Ballmer also announced new language enhancements to Visual Basic that will boost its effectiveness for developers creating new Web applications. The key to these enhancements is the updating of Visual Basic with features that make it a full object-oriented programming language. Object-oriented programming is the most popular way to build large-scale, robust applications that are easier for their developers to understand, debug and update.
Object-oriented programming overcomes the weakness of traditional programming systems that separate data from the instructions on what the application is supposed to do with that data. With traditional, structured systems, it’s easier for data to be modified without the developer’s knowledge, creating errors that are difficult to identify and correct. Object-oriented programming, on the other hand, packages data and its instructions in a single, modular, reusable unit called an object. These objects can be used as tried-and-true building blocks for the faster creation of larger applications. With object-oriented programming, Visual Basic will now deliver all the power of languages such as C++ or Java while maintaining the greater ease of use that has made it the world’s most popular development tool.

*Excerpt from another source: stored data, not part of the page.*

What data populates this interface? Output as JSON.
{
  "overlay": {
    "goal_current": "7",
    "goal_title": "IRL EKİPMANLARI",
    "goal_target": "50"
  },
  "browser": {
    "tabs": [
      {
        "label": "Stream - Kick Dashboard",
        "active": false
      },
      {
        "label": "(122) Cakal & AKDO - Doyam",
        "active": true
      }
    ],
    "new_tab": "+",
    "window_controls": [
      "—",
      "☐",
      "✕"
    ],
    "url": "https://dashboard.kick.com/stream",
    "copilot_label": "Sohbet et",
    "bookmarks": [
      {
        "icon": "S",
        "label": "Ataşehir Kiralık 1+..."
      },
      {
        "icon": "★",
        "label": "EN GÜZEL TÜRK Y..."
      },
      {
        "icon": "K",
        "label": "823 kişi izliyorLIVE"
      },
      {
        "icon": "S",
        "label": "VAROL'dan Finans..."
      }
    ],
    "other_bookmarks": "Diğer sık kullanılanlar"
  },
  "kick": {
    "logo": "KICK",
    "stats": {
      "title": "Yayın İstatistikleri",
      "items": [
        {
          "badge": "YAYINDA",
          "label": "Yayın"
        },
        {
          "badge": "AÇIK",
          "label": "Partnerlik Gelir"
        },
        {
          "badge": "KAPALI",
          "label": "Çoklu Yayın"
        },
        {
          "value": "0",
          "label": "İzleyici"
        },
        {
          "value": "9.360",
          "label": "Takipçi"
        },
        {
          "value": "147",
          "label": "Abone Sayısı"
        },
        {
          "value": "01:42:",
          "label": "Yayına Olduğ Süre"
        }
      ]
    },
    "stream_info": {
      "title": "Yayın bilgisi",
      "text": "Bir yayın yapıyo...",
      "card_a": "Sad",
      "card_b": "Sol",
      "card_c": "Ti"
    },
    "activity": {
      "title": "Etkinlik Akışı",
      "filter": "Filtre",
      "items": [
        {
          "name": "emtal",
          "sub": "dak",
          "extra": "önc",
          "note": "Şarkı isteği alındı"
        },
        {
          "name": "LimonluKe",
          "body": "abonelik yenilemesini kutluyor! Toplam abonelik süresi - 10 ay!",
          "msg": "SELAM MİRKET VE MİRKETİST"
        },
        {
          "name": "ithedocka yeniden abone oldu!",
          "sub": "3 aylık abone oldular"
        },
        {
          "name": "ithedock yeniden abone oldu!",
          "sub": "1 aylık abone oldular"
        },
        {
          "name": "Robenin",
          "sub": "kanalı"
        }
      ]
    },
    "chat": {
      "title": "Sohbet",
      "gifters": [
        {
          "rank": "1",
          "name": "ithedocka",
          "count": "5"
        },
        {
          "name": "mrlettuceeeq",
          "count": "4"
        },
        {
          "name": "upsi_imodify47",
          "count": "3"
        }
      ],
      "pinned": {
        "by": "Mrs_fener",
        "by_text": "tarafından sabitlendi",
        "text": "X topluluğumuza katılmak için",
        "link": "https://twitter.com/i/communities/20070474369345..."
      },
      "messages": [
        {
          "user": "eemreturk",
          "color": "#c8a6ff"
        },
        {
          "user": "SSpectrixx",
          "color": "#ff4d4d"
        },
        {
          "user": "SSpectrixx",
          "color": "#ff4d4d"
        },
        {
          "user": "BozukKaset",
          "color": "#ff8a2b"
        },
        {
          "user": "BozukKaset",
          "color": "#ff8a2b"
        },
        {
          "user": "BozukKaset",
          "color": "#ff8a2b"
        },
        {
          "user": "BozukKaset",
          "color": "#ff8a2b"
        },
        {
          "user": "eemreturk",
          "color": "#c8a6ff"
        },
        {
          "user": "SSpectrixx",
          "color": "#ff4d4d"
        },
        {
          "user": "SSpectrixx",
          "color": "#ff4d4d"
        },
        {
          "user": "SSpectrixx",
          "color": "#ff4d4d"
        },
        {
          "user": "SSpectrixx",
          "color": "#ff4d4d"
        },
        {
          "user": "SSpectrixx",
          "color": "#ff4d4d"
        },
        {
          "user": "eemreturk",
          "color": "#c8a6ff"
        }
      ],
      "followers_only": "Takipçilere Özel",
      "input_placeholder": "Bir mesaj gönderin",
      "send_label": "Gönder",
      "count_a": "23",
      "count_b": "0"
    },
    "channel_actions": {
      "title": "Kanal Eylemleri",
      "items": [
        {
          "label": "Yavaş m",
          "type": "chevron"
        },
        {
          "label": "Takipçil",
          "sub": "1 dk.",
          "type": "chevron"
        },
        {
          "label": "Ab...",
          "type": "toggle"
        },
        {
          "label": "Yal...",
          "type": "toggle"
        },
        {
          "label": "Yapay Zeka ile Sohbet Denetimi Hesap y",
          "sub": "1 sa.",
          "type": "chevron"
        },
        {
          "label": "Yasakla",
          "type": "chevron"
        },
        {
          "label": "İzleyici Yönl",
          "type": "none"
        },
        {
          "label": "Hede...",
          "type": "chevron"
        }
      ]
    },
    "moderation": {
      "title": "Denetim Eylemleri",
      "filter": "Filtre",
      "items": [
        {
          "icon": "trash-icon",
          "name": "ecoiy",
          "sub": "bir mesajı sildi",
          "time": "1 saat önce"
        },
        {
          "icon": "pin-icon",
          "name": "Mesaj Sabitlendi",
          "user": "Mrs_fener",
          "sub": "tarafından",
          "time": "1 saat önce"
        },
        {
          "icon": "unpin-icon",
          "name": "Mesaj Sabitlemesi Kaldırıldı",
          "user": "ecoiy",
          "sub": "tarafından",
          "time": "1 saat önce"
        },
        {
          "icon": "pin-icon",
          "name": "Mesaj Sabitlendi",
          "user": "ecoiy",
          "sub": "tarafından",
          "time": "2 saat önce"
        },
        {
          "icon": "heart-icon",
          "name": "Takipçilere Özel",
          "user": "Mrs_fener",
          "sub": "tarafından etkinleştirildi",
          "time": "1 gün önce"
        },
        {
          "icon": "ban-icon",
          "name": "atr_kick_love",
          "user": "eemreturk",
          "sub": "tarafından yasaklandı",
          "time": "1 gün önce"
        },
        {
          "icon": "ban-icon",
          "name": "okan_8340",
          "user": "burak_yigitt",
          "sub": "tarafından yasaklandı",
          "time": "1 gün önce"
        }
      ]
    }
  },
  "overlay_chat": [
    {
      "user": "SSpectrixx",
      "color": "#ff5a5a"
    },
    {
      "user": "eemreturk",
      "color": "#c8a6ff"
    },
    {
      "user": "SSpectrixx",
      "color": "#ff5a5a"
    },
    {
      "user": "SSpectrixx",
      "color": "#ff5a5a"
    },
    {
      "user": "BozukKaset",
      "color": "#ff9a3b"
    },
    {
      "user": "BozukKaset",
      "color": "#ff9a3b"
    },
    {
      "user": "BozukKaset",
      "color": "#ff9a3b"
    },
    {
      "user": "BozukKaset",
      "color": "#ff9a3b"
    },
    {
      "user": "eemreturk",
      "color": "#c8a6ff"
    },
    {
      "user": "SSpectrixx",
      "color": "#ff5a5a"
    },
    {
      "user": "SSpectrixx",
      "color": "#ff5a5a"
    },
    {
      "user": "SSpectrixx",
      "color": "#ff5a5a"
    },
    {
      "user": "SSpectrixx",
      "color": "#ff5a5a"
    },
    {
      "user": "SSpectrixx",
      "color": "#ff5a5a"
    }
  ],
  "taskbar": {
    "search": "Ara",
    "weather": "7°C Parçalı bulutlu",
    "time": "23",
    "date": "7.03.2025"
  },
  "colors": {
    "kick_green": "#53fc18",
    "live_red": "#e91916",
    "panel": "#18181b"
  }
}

“Today’s announcements are just part of our overall strategy to build Next Generation Windows Services that will provide an entirely new Internet user experience,”
summed up Ballmer.
“By empowering millions of developers to take advantage of these advances, we are hoping to catapult consumers and businesses to entirely new levels of productivity and opportunity. For those who think the Internet is something special now: just wait for the next generation.”